For anyone who loves to look at those artfully arranged platters of sushi, but feels intimidated by the unidentified offerings, Ichiban co-owner Laura Miller offers a sushi primer.

First, a clarification. Those sliced rolls of sticky rice with centers of vegetables and seafood are not sushi. They're called maki and are a mild choice for first-timers to Pan-Asian cuisine. Some centers contain raw fish, but others have smoked salmon, or cooked shrimp and lobster. Others are vegetarian rolls.

Shrimp is always served cooked, unless it is "sweet shrimp." Clams are always cooked. If the ingredients aren't clear on the menu, just ask your server which rolls are particularly mild or don't contain raw fish.

"Our number-one roll is Lobster Crunch Maki, which has cream cheese, avocado, tempura crunch rolled in rice, then topped with lobster salad. It's topped with a sweet dark sauce," Miller said. So much for the notion that the requisite fresh ingredients would produce light fare. "Lobster Crunch Maki is definitely an indulgence."

The California roll is a popular choice for first-timers. Rolled in black seaweed paper, the center is a cooked imitation crab stick, cucumber and avocado. It's wrapped in rice bound together with rice wine vinegar. All rolls are cut into six or eight pieces and served with soy sauce spicy green wasabi and pink pickled ginger.

Some other notable maki combinations at Ichiban are Boston maki (lettuce, avocado and smoked salmon), Rainbow maki (avocado, smelt roe, crabstick and five kinds of fish), Philly maki (smoked salmon, cream cheese and cucumbers), and Almost Heaven maki (shrimp blue crab, green onions, spicy mayo and chili pepper.)
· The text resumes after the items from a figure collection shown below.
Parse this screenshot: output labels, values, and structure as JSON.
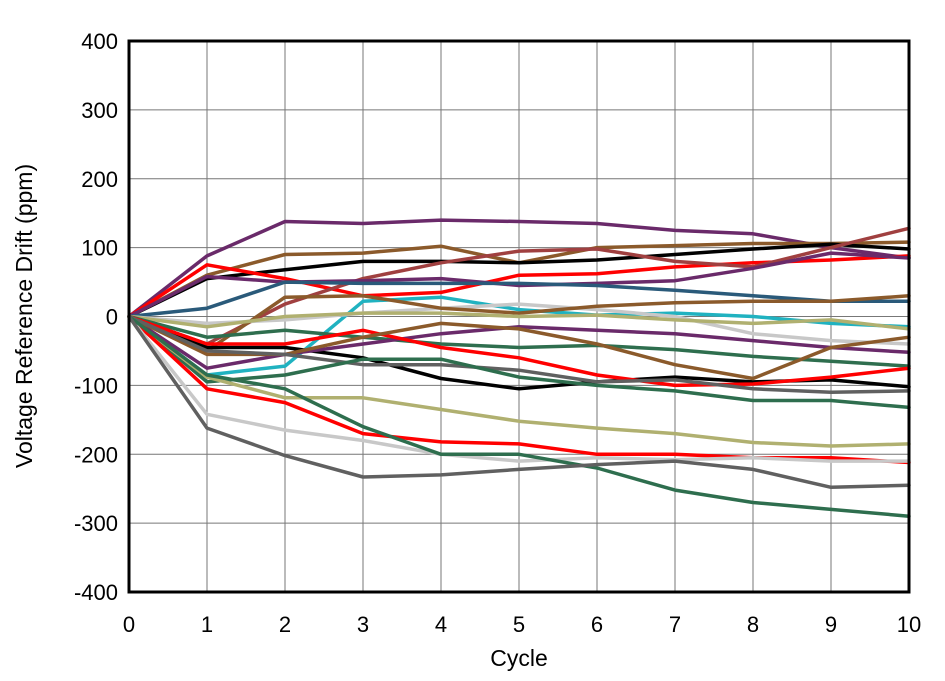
{
  "chart_data": {
    "type": "line",
    "title": "",
    "xlabel": "Cycle",
    "ylabel": "Voltage Reference Drift (ppm)",
    "xlim": [
      0,
      10
    ],
    "ylim": [
      -400,
      400
    ],
    "x_ticks": [
      0,
      1,
      2,
      3,
      4,
      5,
      6,
      7,
      8,
      9,
      10
    ],
    "y_ticks": [
      -400,
      -300,
      -200,
      -100,
      0,
      100,
      200,
      300,
      400
    ],
    "grid": true,
    "x": [
      0,
      1,
      2,
      3,
      4,
      5,
      6,
      7,
      8,
      9,
      10
    ],
    "series": [
      {
        "color": "#6a2a6a",
        "values": [
          0,
          88,
          138,
          135,
          140,
          138,
          135,
          125,
          120,
          100,
          85
        ]
      },
      {
        "color": "#8b5a2b",
        "values": [
          0,
          60,
          90,
          92,
          102,
          78,
          100,
          103,
          106,
          106,
          108
        ]
      },
      {
        "color": "#000000",
        "values": [
          0,
          55,
          68,
          80,
          80,
          78,
          82,
          90,
          98,
          105,
          98
        ]
      },
      {
        "color": "#ff0000",
        "values": [
          0,
          75,
          55,
          30,
          35,
          60,
          62,
          72,
          78,
          82,
          88
        ]
      },
      {
        "color": "#a04040",
        "values": [
          0,
          -40,
          18,
          55,
          78,
          95,
          98,
          80,
          72,
          100,
          128
        ]
      },
      {
        "color": "#6a2a6a",
        "values": [
          0,
          58,
          50,
          52,
          55,
          45,
          48,
          52,
          70,
          92,
          85
        ]
      },
      {
        "color": "#2a5a7a",
        "values": [
          0,
          12,
          50,
          48,
          48,
          48,
          45,
          38,
          30,
          22,
          22
        ]
      },
      {
        "color": "#20b2c0",
        "values": [
          0,
          -85,
          -72,
          22,
          28,
          10,
          2,
          5,
          0,
          -10,
          -15
        ]
      },
      {
        "color": "#c8c8c8",
        "values": [
          0,
          -10,
          -5,
          5,
          12,
          18,
          10,
          0,
          -25,
          -35,
          -40
        ]
      },
      {
        "color": "#8b5a2b",
        "values": [
          0,
          -50,
          28,
          30,
          12,
          5,
          15,
          20,
          22,
          22,
          30
        ]
      },
      {
        "color": "#b0b070",
        "values": [
          0,
          -15,
          0,
          5,
          5,
          0,
          2,
          -5,
          -10,
          -5,
          -18
        ]
      },
      {
        "color": "#2e6e4e",
        "values": [
          0,
          -30,
          -20,
          -30,
          -40,
          -45,
          -42,
          -48,
          -58,
          -65,
          -72
        ]
      },
      {
        "color": "#000000",
        "values": [
          0,
          -45,
          -45,
          -60,
          -90,
          -105,
          -95,
          -88,
          -95,
          -92,
          -102
        ]
      },
      {
        "color": "#6a2a6a",
        "values": [
          0,
          -75,
          -55,
          -40,
          -25,
          -15,
          -20,
          -25,
          -35,
          -45,
          -52
        ]
      },
      {
        "color": "#ff0000",
        "values": [
          0,
          -40,
          -40,
          -20,
          -45,
          -60,
          -85,
          -100,
          -98,
          -88,
          -75
        ]
      },
      {
        "color": "#8b5a2b",
        "values": [
          0,
          -55,
          -55,
          -30,
          -10,
          -18,
          -40,
          -70,
          -90,
          -45,
          -30
        ]
      },
      {
        "color": "#606060",
        "values": [
          0,
          -50,
          -55,
          -70,
          -70,
          -78,
          -95,
          -92,
          -105,
          -110,
          -108
        ]
      },
      {
        "color": "#2e6e4e",
        "values": [
          0,
          -95,
          -85,
          -62,
          -62,
          -88,
          -100,
          -108,
          -122,
          -122,
          -132
        ]
      },
      {
        "color": "#b0b070",
        "values": [
          0,
          -88,
          -118,
          -118,
          -135,
          -152,
          -162,
          -170,
          -183,
          -188,
          -185
        ]
      },
      {
        "color": "#ff0000",
        "values": [
          0,
          -105,
          -125,
          -170,
          -182,
          -185,
          -200,
          -200,
          -205,
          -205,
          -212
        ]
      },
      {
        "color": "#c8c8c8",
        "values": [
          0,
          -142,
          -165,
          -180,
          -200,
          -210,
          -205,
          -208,
          -205,
          -210,
          -210
        ]
      },
      {
        "color": "#2e6e4e",
        "values": [
          0,
          -85,
          -105,
          -160,
          -200,
          -200,
          -220,
          -252,
          -270,
          -280,
          -290
        ]
      },
      {
        "color": "#606060",
        "values": [
          0,
          -162,
          -202,
          -233,
          -230,
          -222,
          -215,
          -210,
          -222,
          -248,
          -245
        ]
      }
    ]
  }
}
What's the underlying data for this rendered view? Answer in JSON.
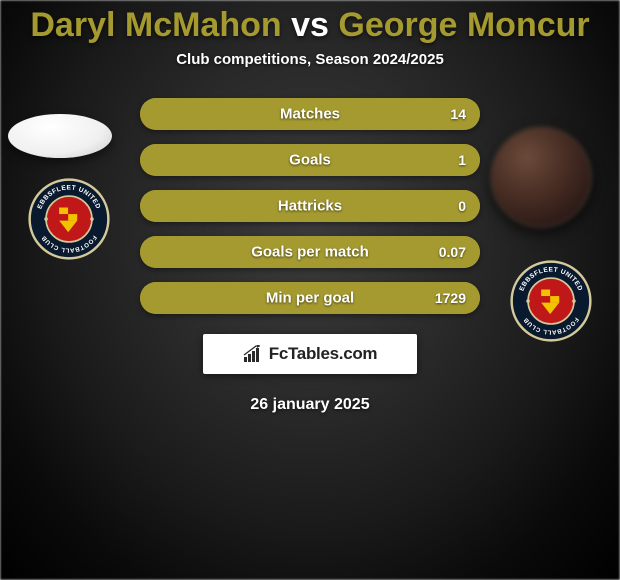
{
  "title": {
    "player1": "Daryl McMahon",
    "vs": "vs",
    "player2": "George Moncur",
    "player1_color": "#a59a2f",
    "vs_color": "#ffffff",
    "player2_color": "#a59a2f"
  },
  "subtitle": "Club competitions, Season 2024/2025",
  "stats": {
    "bar_bg": "#a59a2f",
    "rows": [
      {
        "label": "Matches",
        "left": "",
        "right": "14",
        "left_pct": 0,
        "right_pct": 100
      },
      {
        "label": "Goals",
        "left": "",
        "right": "1",
        "left_pct": 0,
        "right_pct": 100
      },
      {
        "label": "Hattricks",
        "left": "",
        "right": "0",
        "left_pct": 0,
        "right_pct": 100
      },
      {
        "label": "Goals per match",
        "left": "",
        "right": "0.07",
        "left_pct": 0,
        "right_pct": 100
      },
      {
        "label": "Min per goal",
        "left": "",
        "right": "1729",
        "left_pct": 0,
        "right_pct": 100
      }
    ]
  },
  "badge": {
    "outer_ring": "#0a1a2e",
    "outer_border": "#d4c99a",
    "inner_bg": "#c01818",
    "ring_text_top": "EBBSFLEET UNITED",
    "ring_text_bottom": "FOOTBALL CLUB",
    "ring_text_color": "#ffffff"
  },
  "fctables": {
    "text": "FcTables.com",
    "icon_color": "#2a2a2a"
  },
  "date": "26 january 2025"
}
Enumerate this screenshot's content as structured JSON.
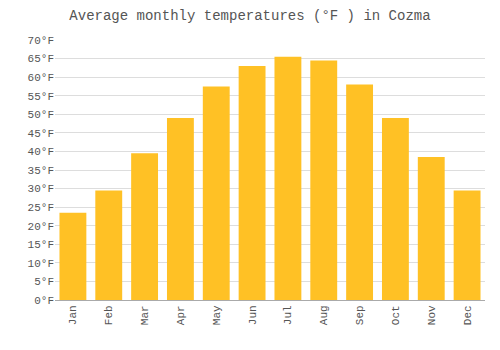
{
  "chart_data": {
    "type": "bar",
    "title": "Average monthly temperatures (°F ) in Cozma",
    "categories": [
      "Jan",
      "Feb",
      "Mar",
      "Apr",
      "May",
      "Jun",
      "Jul",
      "Aug",
      "Sep",
      "Oct",
      "Nov",
      "Dec"
    ],
    "values": [
      23.5,
      29.5,
      39.5,
      49.0,
      57.5,
      63.0,
      65.5,
      64.5,
      58.0,
      49.0,
      38.5,
      29.5
    ],
    "color": "#FFC125",
    "ylim": [
      0,
      70
    ],
    "yticks": [
      {
        "value": 0,
        "label": "0°F"
      },
      {
        "value": 5,
        "label": "5°F"
      },
      {
        "value": 10,
        "label": "10°F"
      },
      {
        "value": 15,
        "label": "15°F"
      },
      {
        "value": 20,
        "label": "20°F"
      },
      {
        "value": 25,
        "label": "25°F"
      },
      {
        "value": 30,
        "label": "30°F"
      },
      {
        "value": 35,
        "label": "35°F"
      },
      {
        "value": 40,
        "label": "40°F"
      },
      {
        "value": 45,
        "label": "45°F"
      },
      {
        "value": 50,
        "label": "50°F"
      },
      {
        "value": 55,
        "label": "55°F"
      },
      {
        "value": 60,
        "label": "60°F"
      },
      {
        "value": 65,
        "label": "65°F"
      },
      {
        "value": 70,
        "label": "70°F"
      }
    ],
    "grid": true
  }
}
Some patrons mix the wasabi into their soy sauce to give the rolls extra bite when dipped in the sauce. Others dab the wasabi directly on their rolls for even more zing. A taste of the ginger between courses cleanses the palate.

Sushi is the next step up from maki. Sushi is molded rice with a thin piece of raw fish on top. The fish in sushi is always raw, but it's not just any fish.

"Sushi is made with 'sushi-grade' fish. It's the best you can get," Miller said. "Our suppliers must be certified that their fish is sushi-grade."

When discussing raw fish consumption, the topic of health and safety naturally comes up. The health department inspects Ichiban's facilities every three months, twice as often as establishments that don't serve sushi, said Miller.